DETAILED ACTION
Notice of Pre-AIA or AIA Status
The present application, filed on or after March 16, 2013, is being examined under the first inventor to file provisions of the AIA .
Claim Status
Claims 1-14 are pending for examination.
Claim Objections
Regarding claims 1 and 7, recite the initials “AI”. Pease consider to spell out the words of the initials in the first appearance to reduce confusion.
Regarding claims 2-6 and 8-14, are also objected because they depend on claims 1 and 7 respectively.
Regarding claim 9, recites the limitation “wherein the predicted alarm information is provided when a likelihood that the alarm threshold will be exceeded exceeds a predefined likelihood threshold.” with emphasis underlined. It appears to be a typographical error. Please review and amend accordingly.
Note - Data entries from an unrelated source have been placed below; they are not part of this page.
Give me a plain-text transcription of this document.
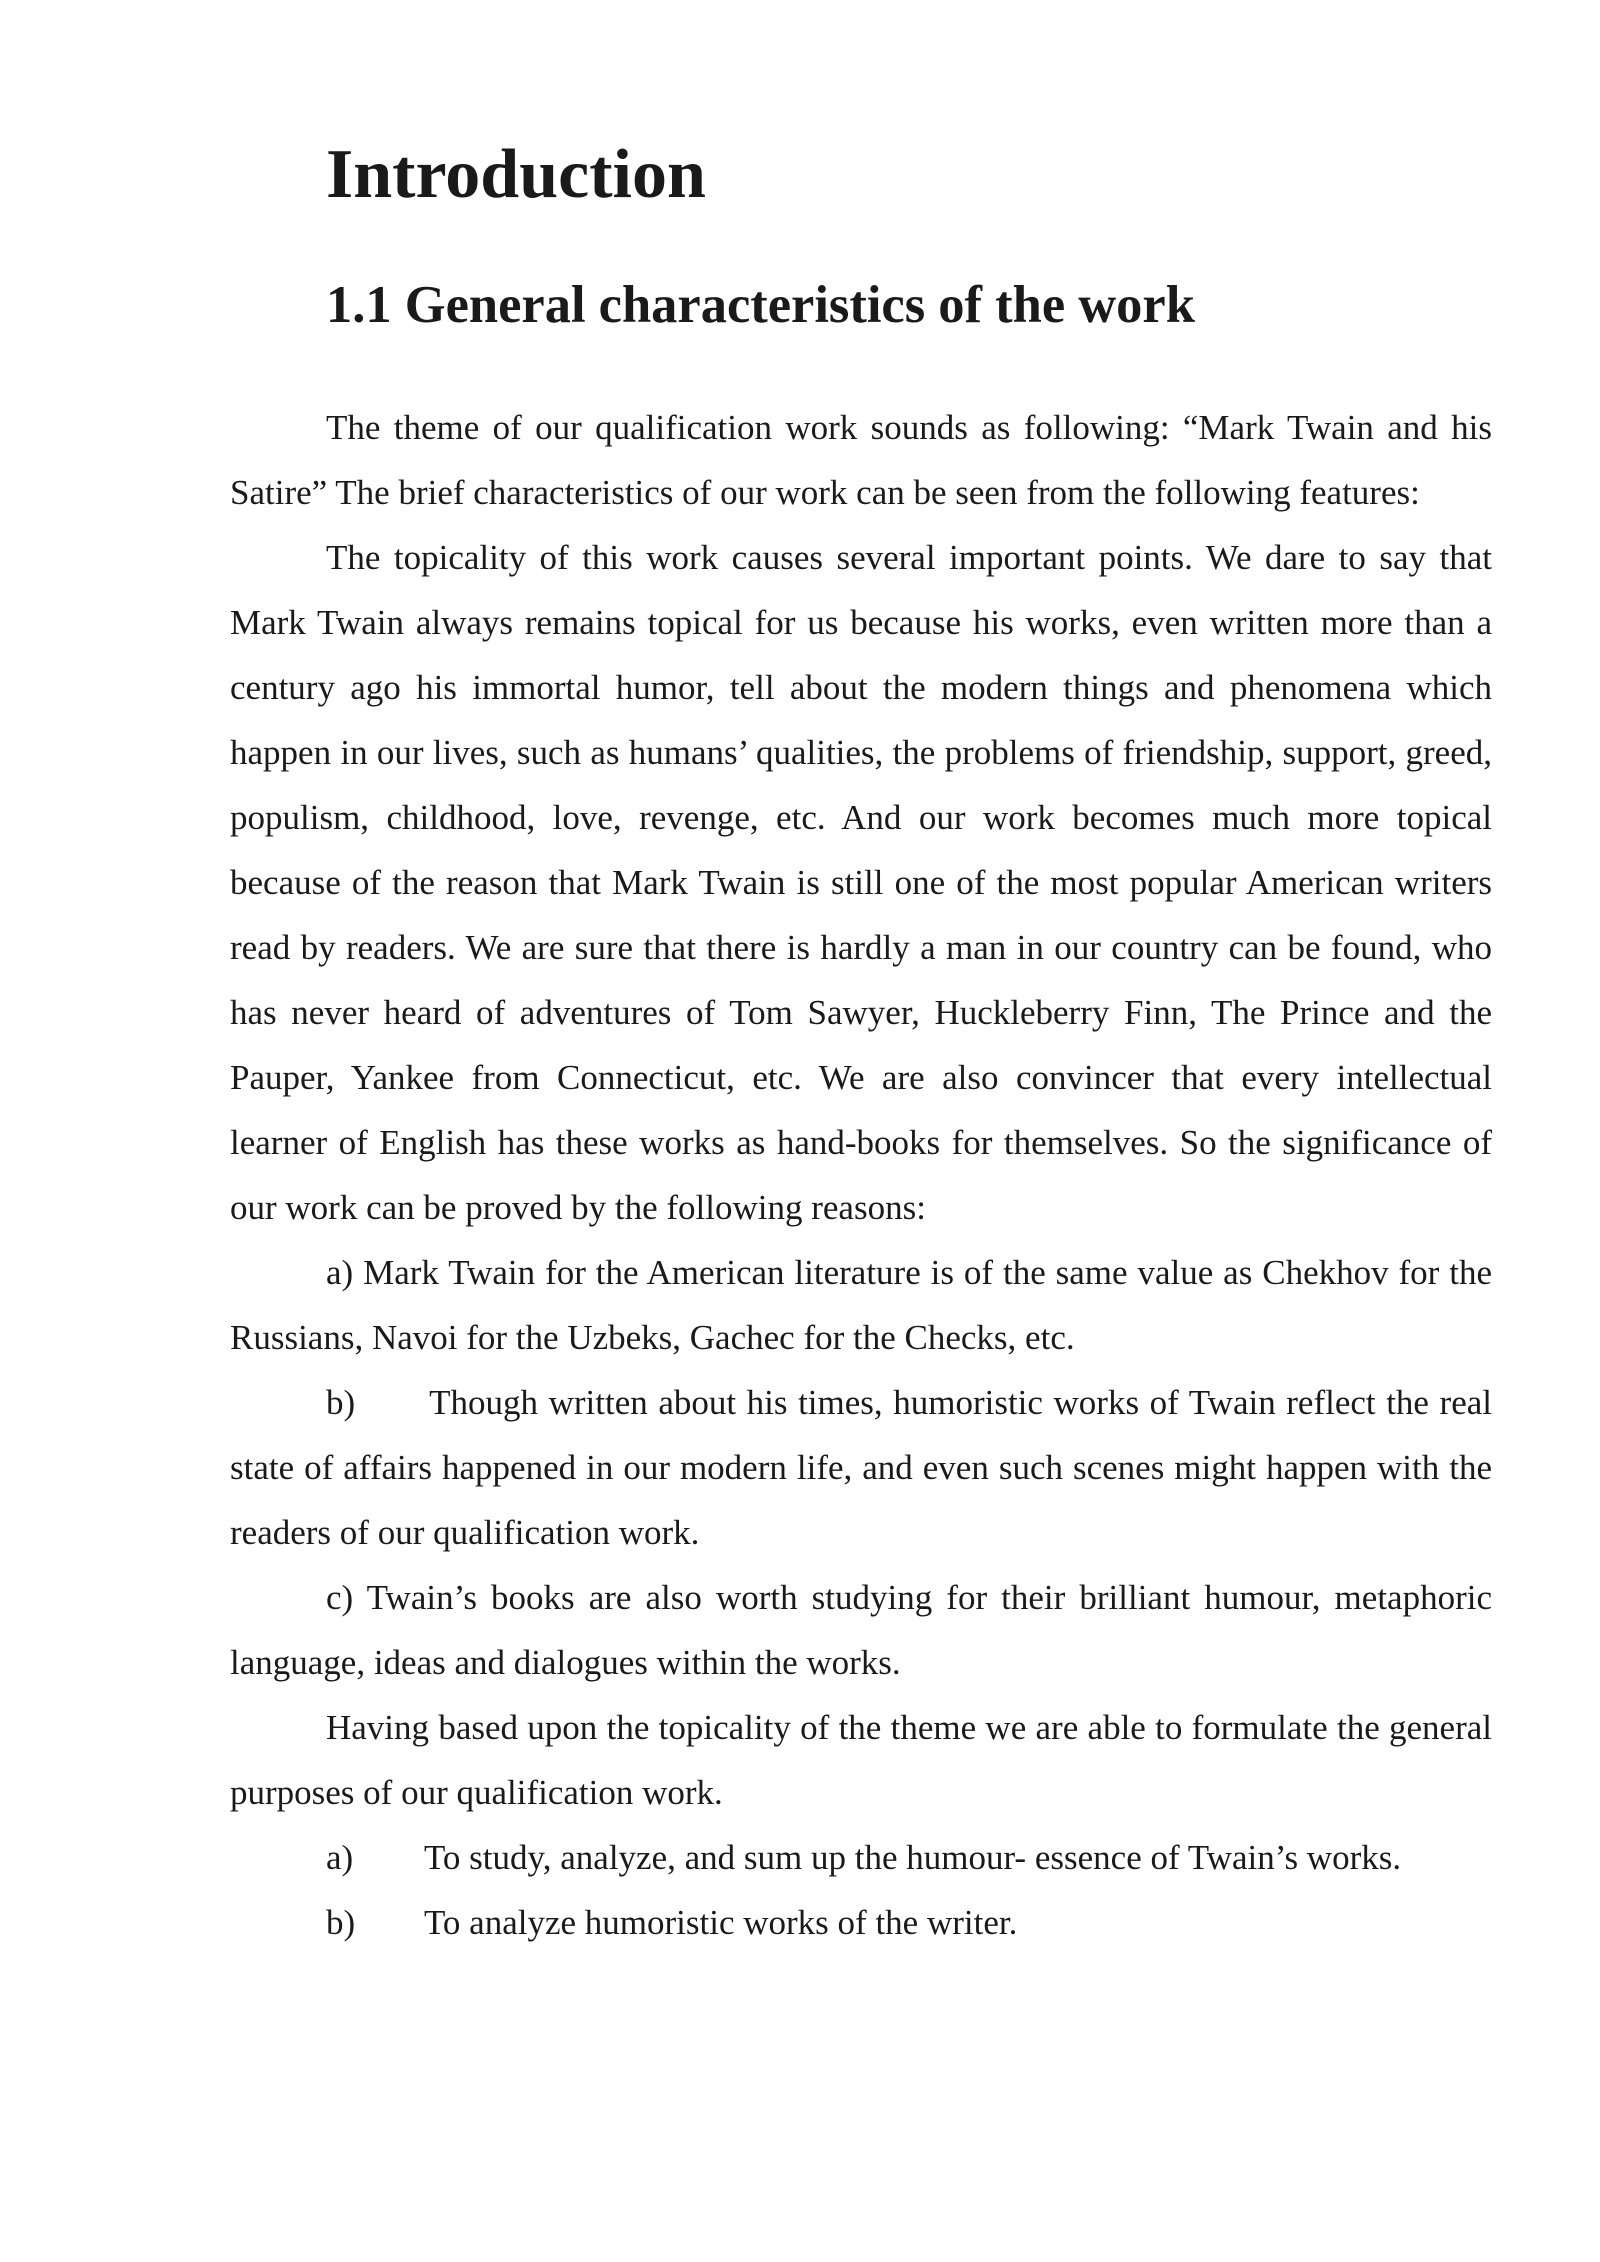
Introduction
1.1 General characteristics of the work

The theme of our qualification work sounds as following: “Mark Twain and his Satire” The brief characteristics of our work can be seen from the following features:

The topicality of this work causes several important points. We dare to say that Mark Twain always remains topical for us because his works, even written more than a century ago his immortal humor, tell about the modern things and phenomena which happen in our lives, such as humans’ qualities, the problems of friendship, support, greed, populism, childhood, love, revenge, etc. And our work becomes much more topical because of the reason that Mark Twain is still one of the most popular American writers read by readers. We are sure that there is hardly a man in our country can be found, who has never heard of adventures of Tom Sawyer, Huckleberry Finn, The Prince and the Pauper, Yankee from Connecticut, etc. We are also convincer that every intellectual learner of English has these works as hand-books for themselves. So the significance of our work can be proved by the following reasons:

a) Mark Twain for the American literature is of the same value as Chekhov for the Russians, Navoi for the Uzbeks, Gachec for the Checks, etc.

b)       Though written about his times, humoristic works of Twain reflect the real state of affairs happened in our modern life, and even such scenes might happen with the readers of our qualification work.

c) Twain’s books are also worth studying for their brilliant humour, metaphoric language, ideas and dialogues within the works.

Having based upon the topicality of the theme we are able to formulate the general purposes of our qualification work.

a)	To study, analyze, and sum up the humour- essence of Twain’s works.
b)	To analyze humoristic works of the writer.
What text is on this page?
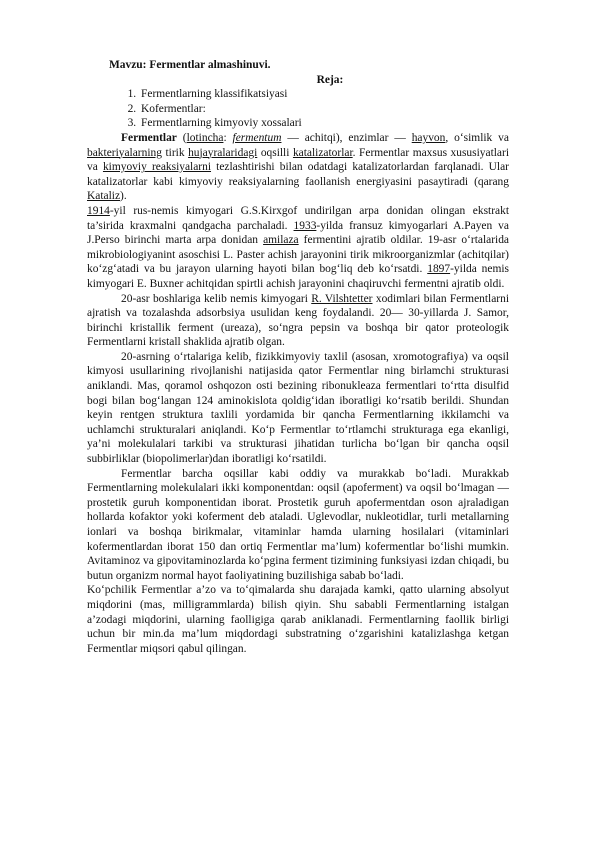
Mavzu: Fermentlar almashinuvi.
Reja:
1. Fermentlarning klassifikatsiyasi
2. Kofermentlar:
3. Fermentlarning kimyoviy xossalari

Fermentlar (lotincha: fermentum — achitqi), enzimlar — hayvon, o‘simlik va bakteriyalarning tirik hujayralaridagi oqsilli katalizatorlar. Fermentlar maxsus xususiyatlari va kimyoviy reaksiyalarni tezlashtirishi bilan odatdagi katalizatorlardan farqlanadi. Ular katalizatorlar kabi kimyoviy reaksiyalarning faollanish energiyasini pasaytiradi (qarang Kataliz).

1914-yil rus-nemis kimyogari G.S.Kirxgof undirilgan arpa donidan olingan ekstrakt ta’sirida kraxmalni qandgacha parchaladi. 1933-yilda fransuz kimyogarlari A.Payen va J.Perso birinchi marta arpa donidan amilaza fermentini ajratib oldilar. 19-asr o‘rtalarida mikrobiologiyanint asoschisi L. Paster achish jarayonini tirik mikroorganizmlar (achitqilar) ko‘zg‘atadi va bu jarayon ularning hayoti bilan bog‘liq deb ko‘rsatdi. 1897-yilda nemis kimyogari E. Buxner achitqidan spirtli achish jarayonini chaqiruvchi fermentni ajratib oldi.

20-asr boshlariga kelib nemis kimyogari R. Vilshtetter xodimlari bilan Fermentlarni ajratish va tozalashda adsorbsiya usulidan keng foydalandi. 20— 30-yillarda J. Samor, birinchi kristallik ferment (ureaza), so‘ngra pepsin va boshqa bir qator proteologik Fermentlarni kristall shaklida ajratib olgan.

20-asrning o‘rtalariga kelib, fizikkimyoviy taxlil (asosan, xromotografiya) va oqsil kimyosi usullarining rivojlanishi natijasida qator Fermentlar ning birlamchi strukturasi aniklandi. Mas, qoramol oshqozon osti bezining ribonukleaza fermentlari to‘rtta disulfid bogi bilan bog‘langan 124 aminokislota qoldig‘idan iboratligi ko‘rsatib berildi. Shundan keyin rentgen struktura taxlili yordamida bir qancha Fermentlarning ikkilamchi va uchlamchi strukturalari aniqlandi. Ko‘p Fermentlar to‘rtlamchi strukturaga ega ekanligi, ya’ni molekulalari tarkibi va strukturasi jihatidan turlicha bo‘lgan bir qancha oqsil subbirliklar (biopolimerlar)dan iboratligi ko‘rsatildi.

Fermentlar barcha oqsillar kabi oddiy va murakkab bo‘ladi. Murakkab Fermentlarning molekulalari ikki komponentdan: oqsil (apoferment) va oqsil bo‘lmagan — prostetik guruh komponentidan iborat. Prostetik guruh apofermentdan oson ajraladigan hollarda kofaktor yoki koferment deb ataladi. Uglevodlar, nukleotidlar, turli metallarning ionlari va boshqa birikmalar, vitaminlar hamda ularning hosilalari (vitaminlari kofermentlardan iborat 150 dan ortiq Fermentlar ma’lum) kofermentlar bo‘lishi mumkin. Avitaminoz va gipovitaminozlarda ko‘pgina ferment tizimining funksiyasi izdan chiqadi, bu butun organizm normal hayot faoliyatining buzilishiga sabab bo‘ladi.

Ko‘pchilik Fermentlar a’zo va to‘qimalarda shu darajada kamki, qatto ularning absolyut miqdorini (mas, milligrammlarda) bilish qiyin. Shu sababli Fermentlarning istalgan a’zodagi miqdorini, ularning faolligiga qarab aniklanadi. Fermentlarning faollik birligi uchun bir min.da ma’lum miqdordagi substratning o‘zgarishini katalizlashga ketgan Fermentlar miqsori qabul qilingan.
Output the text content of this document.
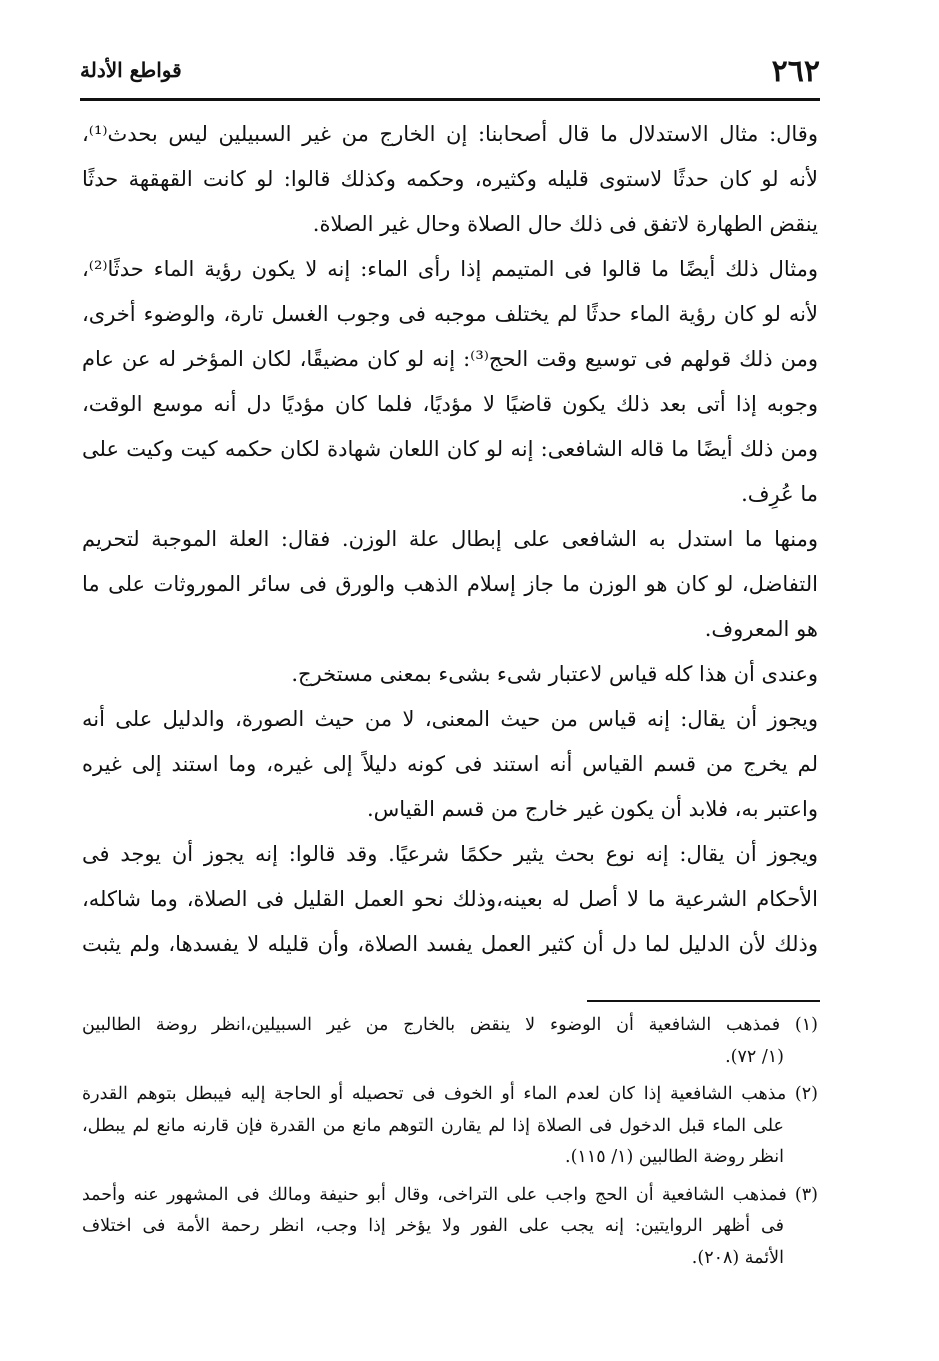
٢٦٢
قواطع الأدلة
وقال: مثال الاستدلال ما قال أصحابنا: إن الخارج من غير السبيلين ليس بحدث⁽¹⁾،
لأنه لو كان حدثًا لاستوى قليله وكثيره، وحكمه وكذلك قالوا: لو كانت القهقهة حدثًا
ينقض الطهارة لاتفق فى ذلك حال الصلاة وحال غير الصلاة.
ومثال ذلك أيضًا ما قالوا فى المتيمم إذا رأى الماء: إنه لا يكون رؤية الماء حدثًا⁽²⁾،
لأنه لو كان رؤية الماء حدثًا لم يختلف موجبه فى وجوب الغسل تارة، والوضوء أخرى،
ومن ذلك قولهم فى توسيع وقت الحج⁽³⁾: إنه لو كان مضيقًا، لكان المؤخر له عن عام
وجوبه إذا أتى بعد ذلك يكون قاضيًا لا مؤديًا، فلما كان مؤديًا دل أنه موسع الوقت،
ومن ذلك أيضًا ما قاله الشافعى: إنه لو كان اللعان شهادة لكان حكمه كيت وكيت على
ما عُرِف.
ومنها ما استدل به الشافعى على إبطال علة الوزن. فقال: العلة الموجبة لتحريم
التفاضل، لو كان هو الوزن ما جاز إسلام الذهب والورق فى سائر الموروثات على ما
هو المعروف.
وعندى أن هذا كله قياس لاعتبار شىء بشىء بمعنى مستخرج.
ويجوز أن يقال: إنه قياس من حيث المعنى، لا من حيث الصورة، والدليل على أنه
لم يخرج من قسم القياس أنه استند فى كونه دليلاً إلى غيره، وما استند إلى غيره
واعتبر به، فلابد أن يكون غير خارج من قسم القياس.
ويجوز أن يقال: إنه نوع بحث يثير حكمًا شرعيًا. وقد قالوا: إنه يجوز أن يوجد فى
الأحكام الشرعية ما لا أصل له بعينه،وذلك نحو العمل القليل فى الصلاة، وما شاكله،
وذلك لأن الدليل لما دل أن كثير العمل يفسد الصلاة، وأن قليله لا يفسدها، ولم يثبت
(١) فمذهب الشافعية أن الوضوء لا ينقض بالخارج من غير السبيلين،انظر روضة الطالبين
(١/ ٧٢).
(٢) مذهب الشافعية إذا كان لعدم الماء أو الخوف فى تحصيله أو الحاجة إليه فيبطل بتوهم القدرة
على الماء قبل الدخول فى الصلاة إذا لم يقارن التوهم مانع من القدرة فإن قارنه مانع لم يبطل،
انظر روضة الطالبين (١/ ١١٥).
(٣) فمذهب الشافعية أن الحج واجب على التراخى، وقال أبو حنيفة ومالك فى المشهور عنه وأحمد
فى أظهر الروايتين: إنه يجب على الفور ولا يؤخر إذا وجب، انظر رحمة الأمة فى اختلاف
الأئمة (٢٠٨).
Appropriate correction is required.
Claim Rejections - 35 USC § 103
In the event the determination of the status of the application as subject to AIA 35 U.S.C. 102 and 103 (or as subject to pre-AIA 35 U.S.C. 102 and 103) is incorrect, any correction of the statutory basis (i.e., changing from AIA to pre-AIA ) for the rejection will not be considered a new ground of rejection if the prior art relied upon, and the rationale supporting the rejection, would be the same under either status.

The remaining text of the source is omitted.